In the 2006 and 2014 editions of the MLB Japan All-Star Series, Capuano represented the MLB All-Stars in exhibition games against the NPB All-Stars and Samurai Japan, respectively.

==Pitching style==
Capuano was primarily a finesse pitcher who relied on his deceptive delivery, accuracy, and ability to change speeds. His fastball averaged in the upper 80s, occasionally reaching the low 90s, particularly early in games or later in his career during relief appearances. Capuano also threw a slider and a changeup, and he possessed an excellent pickoff move; in 2005, he led the MLB with 12 pickoffs.

==Personal life==
Capuano is of Italian descent; his paternal grandparents immigrated to the United States from Italy, and his father, Frank Capuano, was the youngest of 13 children who played college baseball as a shortstop and centerfielder for American International College in Springfield, Massachusetts.

Capuano graduated from Duke University in 2000 with a degree in economics.

While a member of the Milwaukee Brewers, Capuano appeared alongside teammates J.J. Hardy, Bill Hall, and Jeff Suppan in a cameo on an episode of the CBS soap opera The Young and the Restless, which aired on June 20, 2007.

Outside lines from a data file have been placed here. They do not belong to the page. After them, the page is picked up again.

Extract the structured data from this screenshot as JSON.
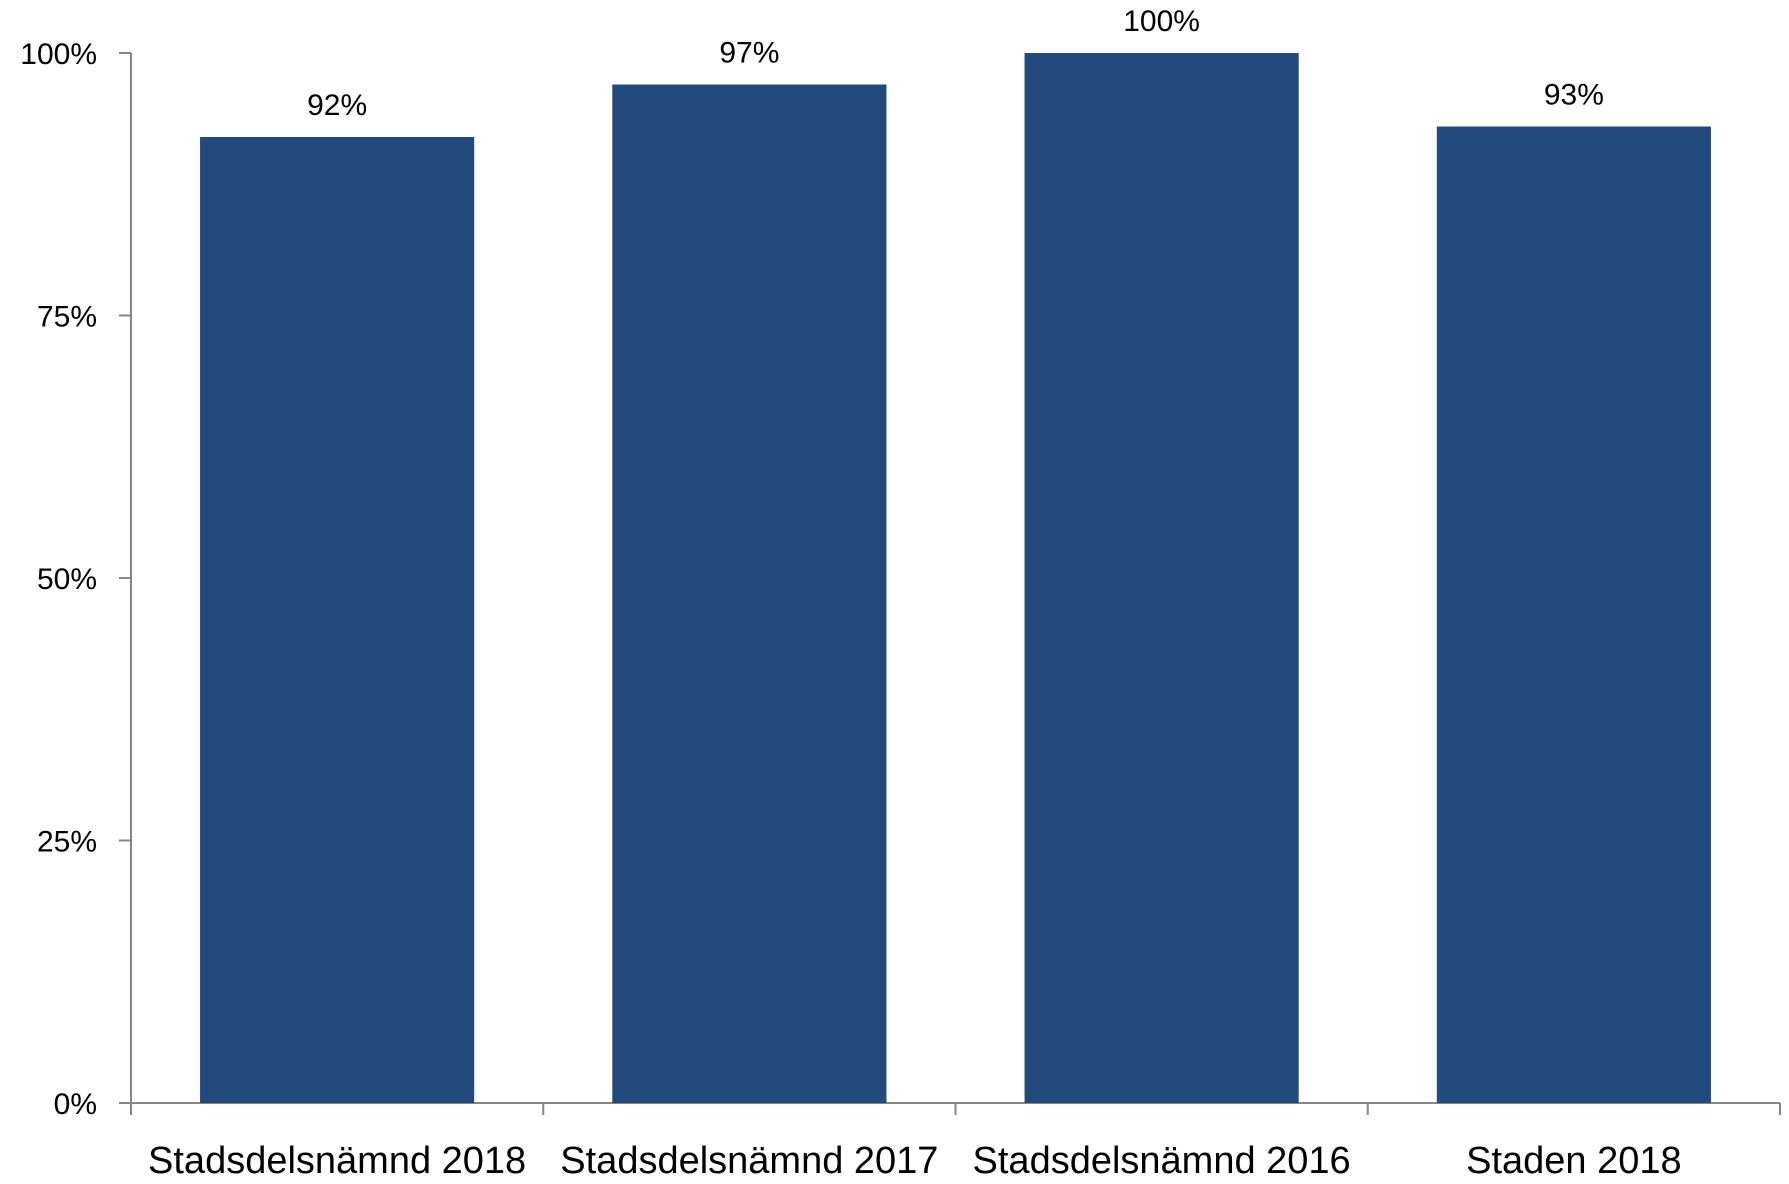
{
  "chart_data": {
    "type": "bar",
    "title": "",
    "xlabel": "",
    "ylabel": "",
    "categories": [
      "Stadsdelsnämnd 2018",
      "Stadsdelsnämnd 2017",
      "Stadsdelsnämnd 2016",
      "Staden 2018"
    ],
    "values": [
      92,
      97,
      100,
      93
    ],
    "data_labels": [
      "92%",
      "97%",
      "100%",
      "93%"
    ],
    "ylim": [
      0,
      100
    ],
    "yticks": [
      0,
      25,
      50,
      75,
      100
    ],
    "ytick_labels": [
      "0%",
      "25%",
      "50%",
      "75%",
      "100%"
    ],
    "grid": false,
    "legend": "none",
    "bar_color": "#224A7D",
    "axis_color": "#868686"
  }
}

After his playing career, Capuano pursued further education by obtaining an MBA from the MIT Sloan Fellows Program, graduating in 2019. During his time at MIT, he served as a strategy and development advisor for Proteus Motion, initially focusing on its flagship fitness and training technology platform. On July 5, 2019, Capuano was appointed Director of Operations at the Major League Baseball Players Association (MLBPA). In 2022, he was promoted to Senior Director of Operations, Business, and Strategy.

Capuano is married to Annalisa Rotunno, a fellow MIT alumnus and experienced investment banker specializing in mergers and acquisitions and corporate development across the United States and Europe.